Respondendo à loura com um gesto obsceno, a rapariga virou-lhe as costas, correndo até beira-mar, com a outra atrás de si. Talvez devido ao estado estafado de Susana, a morena conseguiu escapar-lhe até já estar com água pelos joelhos, quando a outra lhe conseguiu agarrar a cintura, arrastando as duas para o mar, “Não acredito…que quase…escapavas”
“Fumas que nem uma chaminé industrial e mesmo assim corres muito mais que eu”, replicou Daniela, incrédula, “Como é que é possível?”
“Eu tenho a resposta”, disse Susana, com um sorriso rasgado, agora recuperada, “Eu faço desporto, tu és uma lontra que rasteja da cama para o sofá”
Recebendo outro gesto menos próprio e um virar de costas amuado, a outra não perdeu tempo a consolar a morena, “O que te vale é que eu te dou o work-out muuuuuita vez”
“Continua com essas e vais fazer o work-out sozinha com a tua mão”, rosnou a rapariga, deitando-lhe a língua de fora.
“Nem penses”, replicou a loura, beijando o pescoço à morena, antes de repor o seu sorriso rasgado.
“Se essas tuas covinhas não fossem tão adoráveis”, suspirou Daniela, que cedia sempre que se deparava com as covinhas da outra, em toda a sua glória.
“São, não são?”, regozijou-se Susana, antes de beijar a morena. Mesmo quando se estava a deixar entusiasmar, mais uma vez, a rapariga atacou-a com um ataque de cócegas debaixo das axilas, antes de correr à sua frente, “Vais apanhar!”
E desatou a correr atrás de Daniela, não demorando muito até que a alcançasse e a placasse, para dentro de água outra vez. Eram pequenas brincadeiras como aquela que a faziam sentir-se feliz com o desenrolar dos acontecimentos. E pensar que se ficasse com Mónica o mais provável era ainda continuarem com a relação em segredo…nem tudo fora um mar de rosas com Daniela, mas vira progressos em pouco tempo.

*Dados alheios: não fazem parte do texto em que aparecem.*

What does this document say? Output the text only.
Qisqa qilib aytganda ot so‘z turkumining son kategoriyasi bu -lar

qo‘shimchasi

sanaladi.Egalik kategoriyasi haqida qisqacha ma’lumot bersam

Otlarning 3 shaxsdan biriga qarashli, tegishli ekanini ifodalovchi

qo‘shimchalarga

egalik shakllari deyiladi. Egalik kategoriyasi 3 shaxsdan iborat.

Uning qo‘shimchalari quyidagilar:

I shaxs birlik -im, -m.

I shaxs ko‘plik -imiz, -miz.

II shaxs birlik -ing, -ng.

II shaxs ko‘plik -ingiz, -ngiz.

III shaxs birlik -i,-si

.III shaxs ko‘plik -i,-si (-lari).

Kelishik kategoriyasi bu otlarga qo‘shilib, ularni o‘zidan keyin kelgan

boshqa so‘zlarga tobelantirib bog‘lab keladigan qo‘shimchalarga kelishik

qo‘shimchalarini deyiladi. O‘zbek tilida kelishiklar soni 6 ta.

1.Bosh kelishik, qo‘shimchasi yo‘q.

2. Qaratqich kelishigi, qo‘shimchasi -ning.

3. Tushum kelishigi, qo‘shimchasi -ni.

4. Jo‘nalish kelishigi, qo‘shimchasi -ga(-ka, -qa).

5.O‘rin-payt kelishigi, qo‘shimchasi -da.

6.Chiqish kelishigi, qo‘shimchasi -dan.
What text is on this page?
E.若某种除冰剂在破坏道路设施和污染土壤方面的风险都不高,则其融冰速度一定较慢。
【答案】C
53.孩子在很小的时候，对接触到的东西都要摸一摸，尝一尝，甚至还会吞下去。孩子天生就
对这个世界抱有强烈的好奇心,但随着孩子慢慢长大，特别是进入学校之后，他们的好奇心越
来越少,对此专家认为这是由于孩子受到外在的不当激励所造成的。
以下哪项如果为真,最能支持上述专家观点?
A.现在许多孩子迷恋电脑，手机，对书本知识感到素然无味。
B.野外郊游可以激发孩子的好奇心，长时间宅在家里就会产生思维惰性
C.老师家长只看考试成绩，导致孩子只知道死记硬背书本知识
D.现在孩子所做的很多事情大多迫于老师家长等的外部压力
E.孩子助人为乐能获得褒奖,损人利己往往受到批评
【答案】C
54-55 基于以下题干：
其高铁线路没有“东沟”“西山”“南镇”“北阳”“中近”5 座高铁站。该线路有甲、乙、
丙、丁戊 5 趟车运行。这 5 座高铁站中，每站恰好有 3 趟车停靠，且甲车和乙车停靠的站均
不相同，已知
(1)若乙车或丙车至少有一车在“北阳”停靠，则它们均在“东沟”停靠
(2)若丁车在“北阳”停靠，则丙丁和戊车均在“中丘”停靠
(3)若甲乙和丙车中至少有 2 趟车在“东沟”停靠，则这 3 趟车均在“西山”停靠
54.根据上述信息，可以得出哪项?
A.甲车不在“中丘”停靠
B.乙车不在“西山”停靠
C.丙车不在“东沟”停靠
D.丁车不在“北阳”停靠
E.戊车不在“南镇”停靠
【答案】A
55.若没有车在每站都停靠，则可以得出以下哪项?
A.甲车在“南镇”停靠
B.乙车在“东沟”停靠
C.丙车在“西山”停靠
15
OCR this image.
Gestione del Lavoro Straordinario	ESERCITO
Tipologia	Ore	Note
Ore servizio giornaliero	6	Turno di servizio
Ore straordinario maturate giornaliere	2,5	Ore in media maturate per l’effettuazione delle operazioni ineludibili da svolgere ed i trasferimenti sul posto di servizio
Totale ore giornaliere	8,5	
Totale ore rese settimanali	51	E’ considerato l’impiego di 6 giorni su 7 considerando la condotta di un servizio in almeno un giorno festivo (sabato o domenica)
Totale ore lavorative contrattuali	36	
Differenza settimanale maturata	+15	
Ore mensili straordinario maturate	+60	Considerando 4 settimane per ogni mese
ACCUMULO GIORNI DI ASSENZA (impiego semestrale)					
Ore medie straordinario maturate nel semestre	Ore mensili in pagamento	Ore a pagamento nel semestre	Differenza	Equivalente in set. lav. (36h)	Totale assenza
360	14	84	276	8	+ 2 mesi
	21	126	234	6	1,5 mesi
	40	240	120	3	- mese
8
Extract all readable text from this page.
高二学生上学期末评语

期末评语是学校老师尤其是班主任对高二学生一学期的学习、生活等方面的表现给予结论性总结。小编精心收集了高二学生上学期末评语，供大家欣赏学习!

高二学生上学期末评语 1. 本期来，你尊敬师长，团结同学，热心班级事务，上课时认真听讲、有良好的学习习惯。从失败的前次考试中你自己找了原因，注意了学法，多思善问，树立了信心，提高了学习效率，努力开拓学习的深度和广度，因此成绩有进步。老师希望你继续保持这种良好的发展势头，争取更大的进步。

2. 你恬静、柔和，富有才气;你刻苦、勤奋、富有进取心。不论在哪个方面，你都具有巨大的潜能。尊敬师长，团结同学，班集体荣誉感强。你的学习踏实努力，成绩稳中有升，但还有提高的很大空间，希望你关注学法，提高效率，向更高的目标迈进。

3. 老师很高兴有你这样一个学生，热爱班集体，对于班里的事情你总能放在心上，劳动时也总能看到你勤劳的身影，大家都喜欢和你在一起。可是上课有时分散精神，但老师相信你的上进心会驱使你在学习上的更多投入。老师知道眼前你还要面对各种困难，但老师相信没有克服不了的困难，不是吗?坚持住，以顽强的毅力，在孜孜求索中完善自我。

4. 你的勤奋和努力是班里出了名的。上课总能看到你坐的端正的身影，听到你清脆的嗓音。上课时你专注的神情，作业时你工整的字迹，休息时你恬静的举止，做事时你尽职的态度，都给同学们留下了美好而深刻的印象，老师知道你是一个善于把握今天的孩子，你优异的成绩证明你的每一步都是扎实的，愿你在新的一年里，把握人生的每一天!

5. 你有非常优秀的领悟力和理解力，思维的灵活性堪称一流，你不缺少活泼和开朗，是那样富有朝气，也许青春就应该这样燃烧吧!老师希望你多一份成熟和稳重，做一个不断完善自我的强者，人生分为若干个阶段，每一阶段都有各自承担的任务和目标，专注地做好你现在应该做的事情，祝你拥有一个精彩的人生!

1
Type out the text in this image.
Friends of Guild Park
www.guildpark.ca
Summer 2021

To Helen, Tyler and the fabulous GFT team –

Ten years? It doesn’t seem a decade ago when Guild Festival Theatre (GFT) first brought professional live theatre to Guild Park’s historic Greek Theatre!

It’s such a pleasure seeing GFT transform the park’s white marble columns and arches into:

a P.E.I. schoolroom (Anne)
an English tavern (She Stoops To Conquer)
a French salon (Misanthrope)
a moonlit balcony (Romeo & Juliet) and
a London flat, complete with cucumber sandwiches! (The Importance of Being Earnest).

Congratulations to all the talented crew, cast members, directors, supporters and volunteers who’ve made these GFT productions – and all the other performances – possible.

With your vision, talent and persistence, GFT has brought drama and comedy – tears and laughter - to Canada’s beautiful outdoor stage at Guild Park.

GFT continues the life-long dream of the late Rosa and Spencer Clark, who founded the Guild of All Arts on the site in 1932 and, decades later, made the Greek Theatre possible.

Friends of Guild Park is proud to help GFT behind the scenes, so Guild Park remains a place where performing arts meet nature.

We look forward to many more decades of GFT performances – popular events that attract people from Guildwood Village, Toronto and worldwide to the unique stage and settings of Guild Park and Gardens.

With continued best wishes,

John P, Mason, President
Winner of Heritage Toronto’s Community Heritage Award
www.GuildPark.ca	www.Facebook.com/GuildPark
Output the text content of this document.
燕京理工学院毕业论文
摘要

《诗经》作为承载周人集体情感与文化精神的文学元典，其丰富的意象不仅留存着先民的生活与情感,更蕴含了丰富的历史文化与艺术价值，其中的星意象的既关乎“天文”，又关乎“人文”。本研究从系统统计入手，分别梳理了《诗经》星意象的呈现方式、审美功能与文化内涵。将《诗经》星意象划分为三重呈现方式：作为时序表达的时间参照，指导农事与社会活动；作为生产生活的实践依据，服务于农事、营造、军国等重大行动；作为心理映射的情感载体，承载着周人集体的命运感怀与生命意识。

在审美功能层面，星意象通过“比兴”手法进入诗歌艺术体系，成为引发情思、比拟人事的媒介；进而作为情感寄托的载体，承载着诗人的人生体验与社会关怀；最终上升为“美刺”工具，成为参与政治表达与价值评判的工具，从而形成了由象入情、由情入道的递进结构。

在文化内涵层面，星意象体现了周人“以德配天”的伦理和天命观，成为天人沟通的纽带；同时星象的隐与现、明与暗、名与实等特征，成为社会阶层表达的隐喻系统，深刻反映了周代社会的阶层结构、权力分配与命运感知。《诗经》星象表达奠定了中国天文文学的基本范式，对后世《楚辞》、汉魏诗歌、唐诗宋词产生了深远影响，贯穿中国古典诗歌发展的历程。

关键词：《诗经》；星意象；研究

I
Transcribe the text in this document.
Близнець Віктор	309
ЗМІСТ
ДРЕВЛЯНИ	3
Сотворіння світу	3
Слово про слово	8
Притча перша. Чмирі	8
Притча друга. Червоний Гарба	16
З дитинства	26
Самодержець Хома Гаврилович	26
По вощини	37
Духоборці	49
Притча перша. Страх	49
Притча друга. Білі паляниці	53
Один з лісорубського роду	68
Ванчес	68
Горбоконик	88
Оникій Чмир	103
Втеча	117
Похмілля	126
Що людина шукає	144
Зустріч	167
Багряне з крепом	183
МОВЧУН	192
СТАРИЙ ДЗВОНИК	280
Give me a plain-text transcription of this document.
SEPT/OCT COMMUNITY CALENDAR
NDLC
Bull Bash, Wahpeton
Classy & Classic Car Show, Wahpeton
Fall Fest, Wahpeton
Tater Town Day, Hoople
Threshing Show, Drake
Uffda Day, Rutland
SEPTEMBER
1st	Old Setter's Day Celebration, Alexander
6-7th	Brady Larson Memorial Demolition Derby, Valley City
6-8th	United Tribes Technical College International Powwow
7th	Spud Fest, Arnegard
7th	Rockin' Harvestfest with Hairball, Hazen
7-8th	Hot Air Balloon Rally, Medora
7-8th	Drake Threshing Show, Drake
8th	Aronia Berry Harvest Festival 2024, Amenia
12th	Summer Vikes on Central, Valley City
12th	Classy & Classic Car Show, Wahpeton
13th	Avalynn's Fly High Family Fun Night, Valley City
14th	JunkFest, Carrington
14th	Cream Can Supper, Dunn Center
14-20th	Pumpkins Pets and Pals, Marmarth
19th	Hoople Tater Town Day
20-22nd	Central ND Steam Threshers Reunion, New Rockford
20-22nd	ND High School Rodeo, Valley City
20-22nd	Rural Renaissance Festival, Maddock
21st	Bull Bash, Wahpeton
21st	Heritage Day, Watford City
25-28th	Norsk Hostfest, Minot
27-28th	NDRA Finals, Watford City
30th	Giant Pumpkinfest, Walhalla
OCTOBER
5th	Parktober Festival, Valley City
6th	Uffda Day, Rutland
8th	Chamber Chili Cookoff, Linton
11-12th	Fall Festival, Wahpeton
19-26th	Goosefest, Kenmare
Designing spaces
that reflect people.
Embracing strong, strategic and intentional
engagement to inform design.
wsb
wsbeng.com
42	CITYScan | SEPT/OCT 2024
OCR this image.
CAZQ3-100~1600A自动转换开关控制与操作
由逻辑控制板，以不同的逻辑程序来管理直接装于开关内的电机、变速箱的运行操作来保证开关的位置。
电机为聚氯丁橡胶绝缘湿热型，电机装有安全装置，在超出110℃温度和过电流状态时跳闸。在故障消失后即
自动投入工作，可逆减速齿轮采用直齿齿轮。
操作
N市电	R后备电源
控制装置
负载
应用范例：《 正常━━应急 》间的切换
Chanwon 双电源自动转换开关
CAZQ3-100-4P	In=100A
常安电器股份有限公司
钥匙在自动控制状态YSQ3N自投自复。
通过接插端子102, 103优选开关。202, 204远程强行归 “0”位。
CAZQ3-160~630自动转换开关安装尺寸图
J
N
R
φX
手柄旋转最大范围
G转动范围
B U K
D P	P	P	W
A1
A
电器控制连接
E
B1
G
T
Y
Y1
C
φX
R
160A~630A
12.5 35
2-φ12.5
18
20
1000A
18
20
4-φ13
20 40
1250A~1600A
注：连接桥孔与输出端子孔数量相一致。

Assim que o sol se pusera, a multidão começara a dispersar, restando só uma ou outra pessoa. O que era estranho, tendo em conta que o pôr-do-sol ali era magnifico, com os contornos negros da vegetação destacada no pano laranja do céu. Por insistência de Susana, não foram imediatamente embora, resolvendo antes, dar um passeio pelo areal. Entrelaçando os dedos nos da loura, que pendiam sobre o seu ombro, a morena encostou-se a esta, enquanto caminhavam.
“Obrigada”, disse a rapariga.
“Hm?”, admirou-se a outra, aquele agradecimento saíra do nada, “Porquê?”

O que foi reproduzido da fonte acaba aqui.